Preparing to meet with the European Medicines Agency and U.S. FDA, with the goal of defining the path to regulatory filing and approval.
BPX-601: Preparing to initiate a Phase 1 clinical trial with BPX-601 GoCAR-T product candidate in mid-2016 in the initial indication of non-resectable pancreatic cancer. GoCAR-T contains Bellicum’s proprietary iMC (inducible MyD88/CD40) activation switch and is designed to treat solid tumors expressing prostate stem cell antigen (PSCA).

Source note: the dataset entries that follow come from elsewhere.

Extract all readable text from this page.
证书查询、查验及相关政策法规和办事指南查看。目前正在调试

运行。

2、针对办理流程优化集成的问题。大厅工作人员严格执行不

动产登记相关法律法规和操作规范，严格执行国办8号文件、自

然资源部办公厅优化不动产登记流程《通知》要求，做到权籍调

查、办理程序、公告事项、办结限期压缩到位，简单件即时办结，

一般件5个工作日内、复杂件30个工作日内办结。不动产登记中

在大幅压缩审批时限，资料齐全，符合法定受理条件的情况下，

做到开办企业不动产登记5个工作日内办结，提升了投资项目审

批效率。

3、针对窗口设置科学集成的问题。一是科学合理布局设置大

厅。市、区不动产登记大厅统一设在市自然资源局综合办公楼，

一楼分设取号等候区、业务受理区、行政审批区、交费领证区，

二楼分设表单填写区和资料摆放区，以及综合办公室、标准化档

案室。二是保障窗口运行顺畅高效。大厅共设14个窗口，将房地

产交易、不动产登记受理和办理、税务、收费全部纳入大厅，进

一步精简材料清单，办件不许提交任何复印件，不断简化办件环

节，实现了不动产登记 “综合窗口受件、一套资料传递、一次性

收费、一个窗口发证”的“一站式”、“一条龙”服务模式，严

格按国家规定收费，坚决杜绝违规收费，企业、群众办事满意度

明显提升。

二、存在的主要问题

BPX-701: Preparing to initiate a Phase 1 clinical trial with BPX-701 high affinity T cell receptor (TCR) product candidate in mid-2016. BPX-701 incorporates the CaspaCIDe safety switch and is designed to target malignant cells expressing the preferentially-expressed antigen in melanoma, or PRAME. Initial planned indications include Refractory or Relapsed Acute Myeloid Leukemia and Myelodysplastic Syndromes, with an additional clinical trial planned for metastatic uveal melanoma.

BPX-401: Continued to advance CIDeCAR CAR T therapy, with plans to initiate clinical development in the second half of 2016.

First Quarter 2016 Financial Results:

Bellicum reported a net loss of $15.1 million for the first quarter of 2016, compared to a net loss of $7.8 million for the first quarter of 2015. The results included non-cash, share-based compensation charges of $3.1 million and $1.5 million for the first quarter of 2016 and 2015, respectively. As of March 31, 2016, cash and investments totaled $151.8 million, compared to $150.4 million at December 31, 2015. In March 2016, we closed on a debt financing agreement that allows for borrowings of up to $30.0 million which we intend to use for the build-out of our manufacturing facilities and for general corporate purposes. We received initial net proceeds of $14.8 million on the closing date.

Research and development expenses were $11.0 million and $5.7 million for the three months ended March 31, 2016 and March 31, 2015, respectively. The $5.3 million increase in R&D expenses for the 2016 period was due to an increase in BPX-501 clinical and manufacturing costs of $2.3 million, primarily due to increased patient enrollment in our clinical trials. The higher R&D expenses were also due to an increase of $1.0 million for IND enabling activities on our product candidates, BPX-601, BPX-701 and BPX-401, plus an increase of $2.0 million of general research and development costs, which includes an increase of $1.6 million in research and development personnel costs, $0.6 million in allocated overhead costs and a decrease of $0.2 million in other costs.

General and administrative expenses were $4.3 million for the three months ended March 31, 2016 and $2.2 million for the three months ended March 31, 2015. The $2.1 million increase in G&A expenses for the 2016 period was principally due to our overall growth, including an increase of $1.4 million in costs related to personnel, of which $0.8 million was attributable to share based compensation expense, higher facility costs and increased legal, accounting and travel expenses.